Parametric kinds of generalized Apostol-Bernoulli polynomials and their properties

TL;DR

This paper introduces new generalized Apostol-Bernoulli polynomials with cosine and sine parametric generating functions, exploring their properties, differential equations, and special cases, expanding the mathematical framework of these polynomials.

Contribution

It defines novel parametric Apostol-Bernoulli polynomials using trigonometric generating functions and investigates their properties and related polynomial families.

Findings

New cosine and sine parametric generating functions for Apostol-Bernoulli polynomials

Derivation of differential equations and summation formulas for these polynomials

Introduction of related polynomial families like Gould--Hopper and Hermite--Appell types

Abstract

The purpose of this paper is to define generalized Apostol--Bernoulli polynomials with including a new cosine and sine parametric type of generating function using the quasi-monomiality properties and trigonometric functions. In this study, the Apostol-Bernoulli polynomials with three variable are defined with two new generating functions cosine and sine parameters.
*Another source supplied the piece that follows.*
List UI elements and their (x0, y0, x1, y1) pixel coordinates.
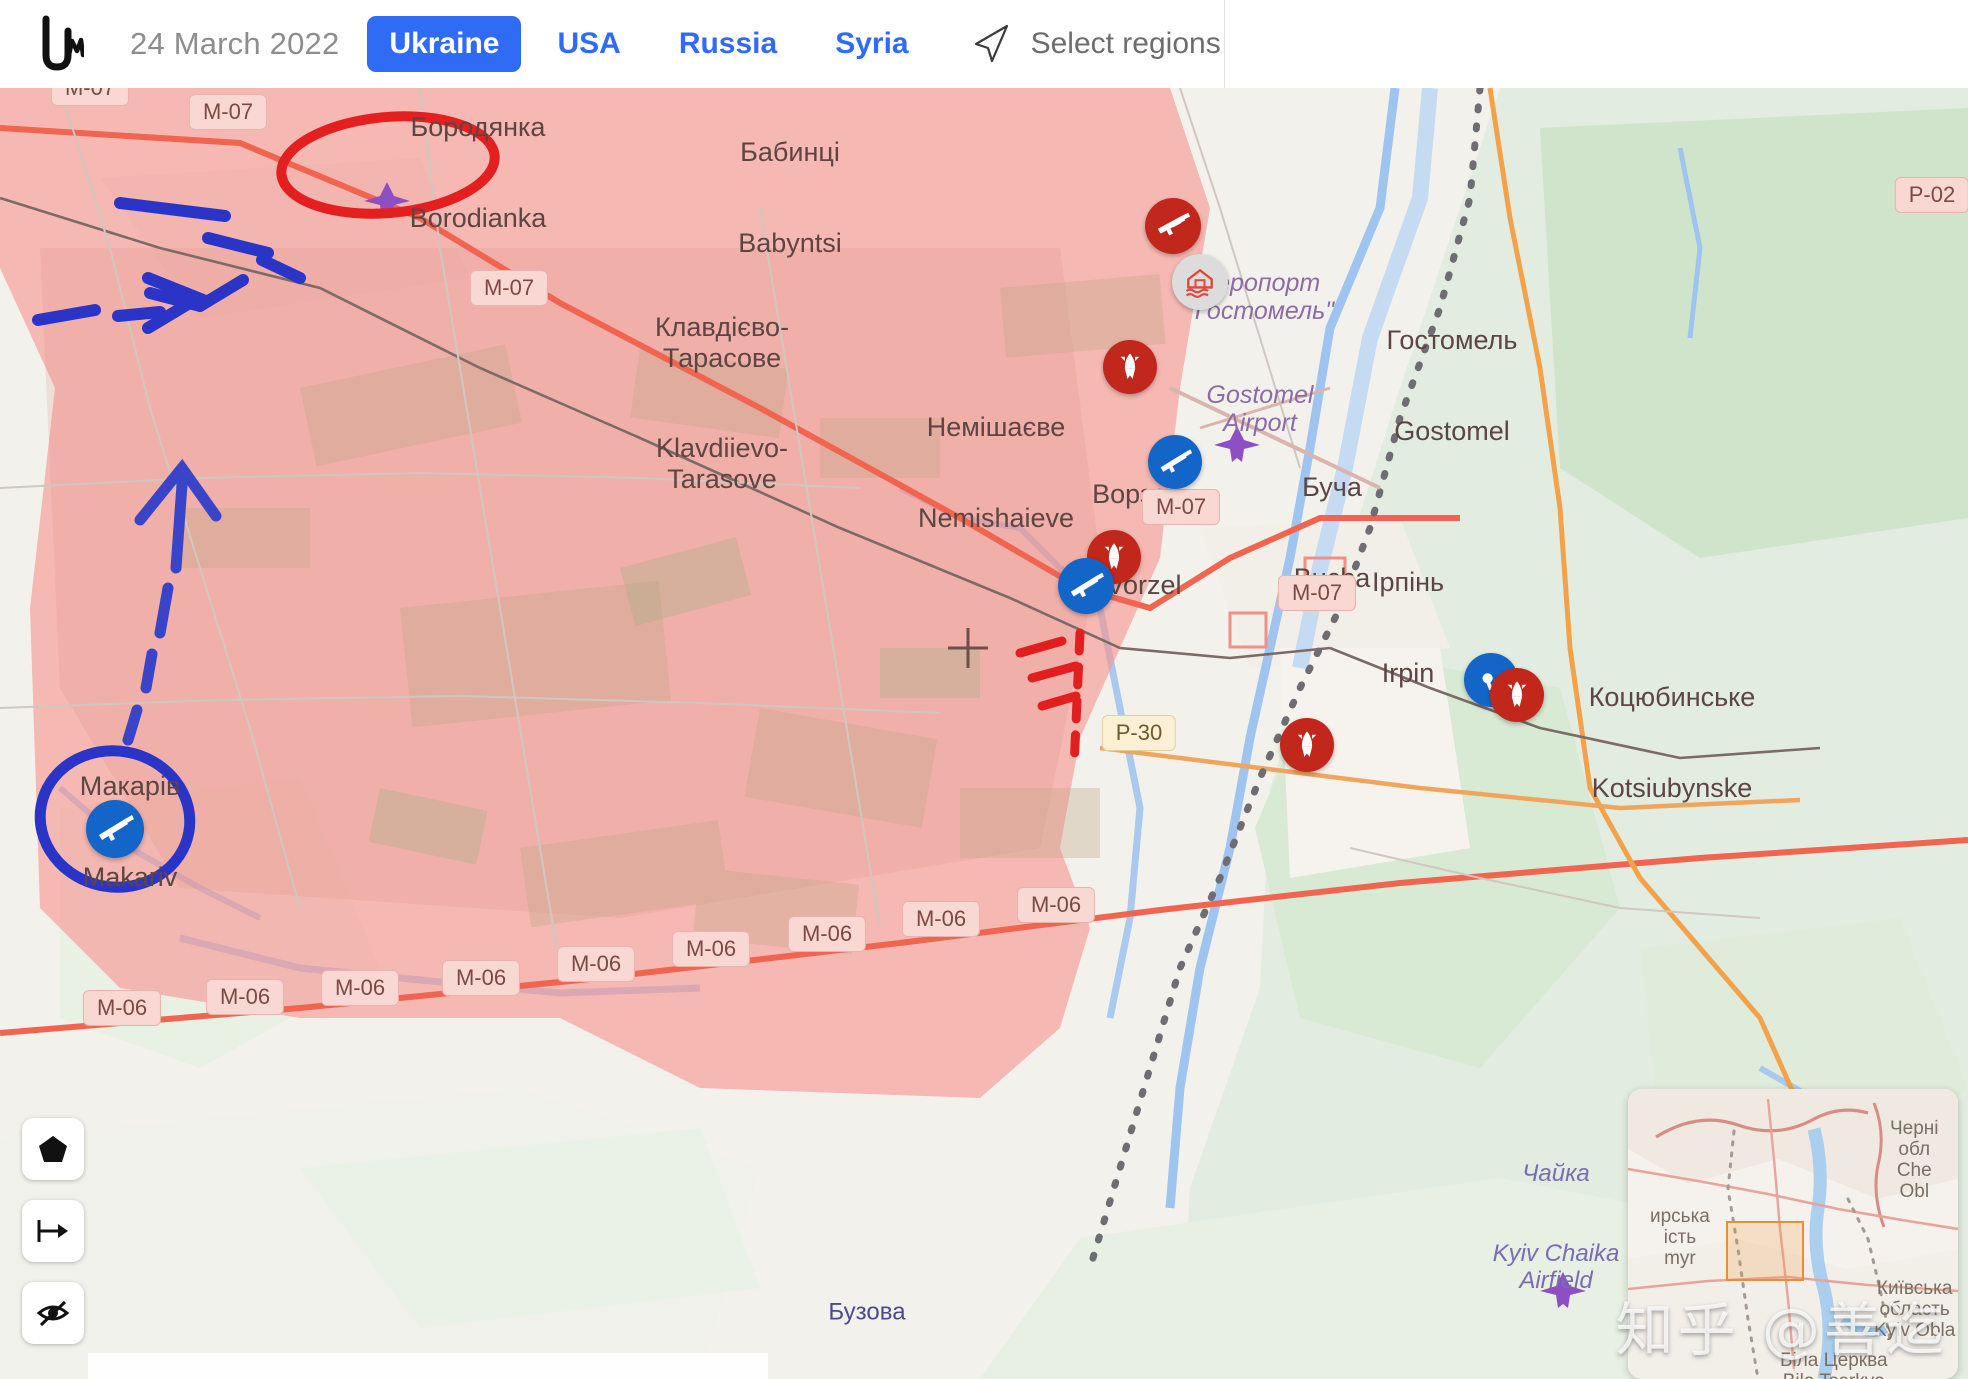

Then, we investigate multiplicative and derivative operators, diffrential equations, some summation formulas and partial differential equations for these polynomials. Moreover, we introduce Gould--Hopper--Apostol--Bernoulli type polynomials, Hermite--Appell--Apostol--Bernoulli type polynomials and truncated exponential Apostol--Bernoulli type polynomials. Finally, the special cases of these new polynomials are investigated, and the corresponding results are expressed.